Un carro armato israeliano che accelera verso un gruppo di persone. Sono giornalisti, hanno il giubbetto blu con la scritta “PRESS”. Il video girato a Khan Yunis immortala il momento dello sparo contro di loro mentre corrono via. Nell’attacco sono rimasti feriti, colpiti alle spalle, Salma al-Qadoumi (nella foto) e Ibrahim Muharrib. Di Salma sappiamo che è ricoverata con lesioni alla schiena e rischia di non poter più camminare. Di Ibrahim nessuna notizia.
Questo ultimo episodio, che conferma quanto la guerra di Israele su Gaza abbia un impatto senza precedenti sugli operatori dei media, al 20 agosto il Comitato per la protezione dei giornalisti sostiene che siano almeno 113 reporter uccisi (altre fonti parlano di 169 vittime), pone ancora una volta in evidenza un fatto: è in atto una vera e propria caccia ai giornalisti.
L’attacco deliberato a operatori dell’informazione impegnati sul campo a raccontare il conflitto è un crimine di guerra.
Da tempo chiediamo che l’esercito israeliano si assuma le proprie responsabilità e sollecitiamo un’indagine internazionale sugli attacchi contro la stampa.
Con le organizzazioni di categoria dei giornalisti, come abbiamo già fatto scendendo in piazza a Roma lo scorso marzo, condanniamo l’uccisione dei colleghi che dal 7 ottobre hanno perso la vita a Gaza, Cisgiordania e Libano, e denunciamo gli attacchi mirati ai media dell’esercito israeliano.
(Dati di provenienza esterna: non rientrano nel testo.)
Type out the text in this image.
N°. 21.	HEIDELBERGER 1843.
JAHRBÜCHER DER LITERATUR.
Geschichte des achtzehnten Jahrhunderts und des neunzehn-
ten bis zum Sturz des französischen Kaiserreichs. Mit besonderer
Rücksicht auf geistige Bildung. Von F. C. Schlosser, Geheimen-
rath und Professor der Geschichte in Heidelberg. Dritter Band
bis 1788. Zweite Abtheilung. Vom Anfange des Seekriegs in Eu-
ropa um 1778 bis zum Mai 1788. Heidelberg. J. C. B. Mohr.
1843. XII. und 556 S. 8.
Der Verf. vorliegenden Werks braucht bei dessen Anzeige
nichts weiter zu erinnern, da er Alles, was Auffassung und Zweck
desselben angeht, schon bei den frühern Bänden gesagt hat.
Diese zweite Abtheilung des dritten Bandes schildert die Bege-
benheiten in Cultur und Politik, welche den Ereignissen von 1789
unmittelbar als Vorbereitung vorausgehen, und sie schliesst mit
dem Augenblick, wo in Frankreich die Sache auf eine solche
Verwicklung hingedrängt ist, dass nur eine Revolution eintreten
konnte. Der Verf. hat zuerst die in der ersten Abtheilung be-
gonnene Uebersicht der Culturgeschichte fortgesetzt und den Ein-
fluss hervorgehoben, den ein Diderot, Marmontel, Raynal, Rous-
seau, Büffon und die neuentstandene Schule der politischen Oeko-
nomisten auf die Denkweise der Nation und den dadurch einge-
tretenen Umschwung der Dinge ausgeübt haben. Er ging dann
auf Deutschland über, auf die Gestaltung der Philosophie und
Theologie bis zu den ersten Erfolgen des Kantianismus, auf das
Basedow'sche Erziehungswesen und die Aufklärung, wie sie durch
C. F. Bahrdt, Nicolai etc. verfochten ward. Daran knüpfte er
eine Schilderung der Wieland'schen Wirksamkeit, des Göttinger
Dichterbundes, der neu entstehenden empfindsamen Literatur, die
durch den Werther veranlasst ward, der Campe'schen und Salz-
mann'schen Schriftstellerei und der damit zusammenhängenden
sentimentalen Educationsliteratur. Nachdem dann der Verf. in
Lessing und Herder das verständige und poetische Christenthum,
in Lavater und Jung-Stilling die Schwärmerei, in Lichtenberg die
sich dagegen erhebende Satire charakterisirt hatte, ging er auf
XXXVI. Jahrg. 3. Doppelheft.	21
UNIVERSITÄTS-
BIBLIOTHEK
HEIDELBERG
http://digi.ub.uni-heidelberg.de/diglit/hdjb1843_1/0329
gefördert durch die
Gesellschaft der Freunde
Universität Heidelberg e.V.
Oggi più che mai è fondamentale che venga garantita protezione a chi opera sul campo e sia permesso alla stampa di oltrepassare i confini, di poter andare oltre il muro – fisico e ideologico – che impedisce di essere al centro di questa orribile guerra che ha già causato oltre 40 mila morti.
I giornalisti palestinesi sono costantemente nel mirino dell’esercito israeliano : centinaia e centinaia di vittime e di feriti, mai così tanti.
Come Articolo 21 continuano a sostenere la richiesta, avanzata attraverso una petizione sottoscritta da migliaia di giornalisti di tutto il mondo, di permettere l’accesso a Gaza ai reporter internazionali per poter constatare la drammatica situazione in cui si trova la popolazione palestinese.
Questa richiesta è resa ancora più urgente dai blackout mediatici che isolano completamente la Striscia di Gaza rendendo impossibile anche la comunicazione attraverso i social network.
il blocco totale all’ingresso nella Striscia imposto da Israele ha fatto sì che l’unico accesso possibile per i giornalisti internazionali fosse quello “controllato” dall’esercito (Idf – Forze militari dello Stato ebraico) con la “ condizione” di poter controllare i testi e il materiale raccolto (video e foto) prima della pubblicazione.
Il New York Times e il Washington Post si sono opposti a tale imposizione mentre la CNN ha accettato spiegando ai propri telespettatori di aver «acconsentito a questi termini per garantire una finestra, seppur ristretta, sulle operazioni militari di Israele a Gaza».
Chi scrive ritiene che chiunque si definisca giornalista non possa che ribellarsi all’idea di sottoporre preventivamente i testi degli articoli e dei servizi agli israeliani.
Sottostare alla censura preventiva è la negazione, la morte, del giornalismo.